Lauss M, Donia M, Harbst K, Andersen R, Mitra S, Rosengren F, Salim M, Vallon-Christersson J, Törngren T, Kvist A, Ringnér M, Svane IM, Jönsson G. Mutational and putative neoantigen load predict clinical benefit of adoptive T cell therapy in melanoma. Nat Commun. 2017 Nov 23;8(1):1738. Available at: https://www.nature.com/articles/s41467-017-01460-0


Higher tumor mutational burden is good for response to adoptive T cell therapy (ACT) in melanoma

Until recently metastatic melanomas were considered difficult to treat but thanks to the recent emergence of immunotherapies, the response rate has increased significantly. Immunotherapies re-energize patient’s own immune system to fight the tumor using different approaches, among which adoptive T cell therapy is a less established method. This therapy came into limelight with the successful treatment of the former US president Ronald Reagan. However, not all melanoma patients get clinical benefit from ACT in the conducted clinical trials. Hence, further improvement of the diagnostic approaches and development of biological markers is necessary for better patient selection for ACT.
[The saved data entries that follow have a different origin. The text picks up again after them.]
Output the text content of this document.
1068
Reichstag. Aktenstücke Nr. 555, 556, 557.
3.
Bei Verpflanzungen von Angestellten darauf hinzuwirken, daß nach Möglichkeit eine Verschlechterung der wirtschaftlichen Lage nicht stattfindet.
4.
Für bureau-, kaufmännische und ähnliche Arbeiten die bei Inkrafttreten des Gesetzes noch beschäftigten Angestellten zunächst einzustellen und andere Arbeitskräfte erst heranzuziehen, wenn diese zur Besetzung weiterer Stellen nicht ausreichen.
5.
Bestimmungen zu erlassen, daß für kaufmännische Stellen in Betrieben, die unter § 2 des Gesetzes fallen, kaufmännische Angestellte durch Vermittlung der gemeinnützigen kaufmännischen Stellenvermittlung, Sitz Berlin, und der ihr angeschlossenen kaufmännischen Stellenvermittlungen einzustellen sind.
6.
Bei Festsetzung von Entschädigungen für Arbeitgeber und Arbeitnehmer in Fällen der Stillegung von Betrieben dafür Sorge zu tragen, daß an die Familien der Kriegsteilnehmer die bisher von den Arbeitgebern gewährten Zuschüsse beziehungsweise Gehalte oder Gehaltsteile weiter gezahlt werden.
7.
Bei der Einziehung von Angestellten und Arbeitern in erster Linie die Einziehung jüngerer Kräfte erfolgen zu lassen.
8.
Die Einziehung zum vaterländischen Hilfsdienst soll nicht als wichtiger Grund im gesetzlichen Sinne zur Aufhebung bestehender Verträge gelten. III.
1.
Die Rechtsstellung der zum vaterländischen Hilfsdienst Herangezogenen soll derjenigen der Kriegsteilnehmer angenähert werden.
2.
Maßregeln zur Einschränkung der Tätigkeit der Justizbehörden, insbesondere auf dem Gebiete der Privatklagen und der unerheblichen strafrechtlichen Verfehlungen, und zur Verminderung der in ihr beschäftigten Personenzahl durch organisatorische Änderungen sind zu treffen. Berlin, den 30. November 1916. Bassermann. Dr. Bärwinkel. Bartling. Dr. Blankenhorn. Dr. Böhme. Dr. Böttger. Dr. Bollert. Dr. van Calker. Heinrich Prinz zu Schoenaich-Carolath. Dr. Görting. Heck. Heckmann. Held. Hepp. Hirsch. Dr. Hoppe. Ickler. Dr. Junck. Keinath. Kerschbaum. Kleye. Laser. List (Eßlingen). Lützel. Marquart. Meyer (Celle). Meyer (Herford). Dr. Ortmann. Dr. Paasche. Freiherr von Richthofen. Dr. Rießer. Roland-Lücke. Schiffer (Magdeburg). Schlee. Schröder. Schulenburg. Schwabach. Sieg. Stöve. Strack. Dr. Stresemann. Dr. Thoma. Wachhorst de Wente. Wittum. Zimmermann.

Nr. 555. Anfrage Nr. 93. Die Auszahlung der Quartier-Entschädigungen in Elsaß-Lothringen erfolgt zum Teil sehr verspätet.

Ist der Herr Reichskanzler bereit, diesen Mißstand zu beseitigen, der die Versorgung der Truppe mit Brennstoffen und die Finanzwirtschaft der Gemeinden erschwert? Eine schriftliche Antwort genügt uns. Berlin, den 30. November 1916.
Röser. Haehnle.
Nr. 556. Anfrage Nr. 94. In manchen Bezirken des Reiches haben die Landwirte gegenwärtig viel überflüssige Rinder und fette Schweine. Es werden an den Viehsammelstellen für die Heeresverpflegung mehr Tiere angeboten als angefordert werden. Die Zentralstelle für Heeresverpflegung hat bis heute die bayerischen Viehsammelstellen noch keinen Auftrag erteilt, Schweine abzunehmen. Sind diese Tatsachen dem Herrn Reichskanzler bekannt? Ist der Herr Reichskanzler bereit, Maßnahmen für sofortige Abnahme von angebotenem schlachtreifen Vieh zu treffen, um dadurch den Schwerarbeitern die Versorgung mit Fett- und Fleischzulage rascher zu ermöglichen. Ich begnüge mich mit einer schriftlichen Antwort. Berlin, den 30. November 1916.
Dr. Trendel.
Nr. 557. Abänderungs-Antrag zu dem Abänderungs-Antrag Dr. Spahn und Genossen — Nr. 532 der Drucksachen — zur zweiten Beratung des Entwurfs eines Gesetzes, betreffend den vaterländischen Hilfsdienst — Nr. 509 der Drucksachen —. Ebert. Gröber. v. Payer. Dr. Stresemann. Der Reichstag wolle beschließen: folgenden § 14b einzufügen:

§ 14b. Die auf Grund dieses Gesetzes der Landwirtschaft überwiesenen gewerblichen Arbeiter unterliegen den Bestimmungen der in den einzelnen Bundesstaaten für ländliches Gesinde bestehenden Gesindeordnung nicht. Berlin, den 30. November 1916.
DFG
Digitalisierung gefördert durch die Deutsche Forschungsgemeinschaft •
Our research focused on the aspect of discovering molecular features of the tumor that could work as suitable biomarker for this kind of treatment. We identified that patients with high number of mutations respond better to ACT. This may be due to the fact that many of these mutations could produce a special type of protein component called neoantigens, which are identified by our immune system as potential threats. Upon identifying these neoantigens, our immune cells especially T cells come in neutralizing the cells that are producing these special protein components and thereby reduce the tumor. This idea was further supported by our findings that predicted neoantigen burden in tumors also associate with clinical benefit and better patient survival. Together, these features could be potentially used as future biomarker for adoptive T cell therapy.

Left hand figure shows basic schematic of ACT, where extracted T cells from patient tumors are cultured and expanded before infusing them in in respective patient body to fight the tumor. Adapted from: Perica K et al., Rambam Maimonides Med J. 2015;6(1):e0004. Right hand figure shows how patients categorized by their tumor mutation burden overall survive, when treated with ACT. Adapted from Lauss et al., Nature Communications volume 8, Article number: 1738 (2017).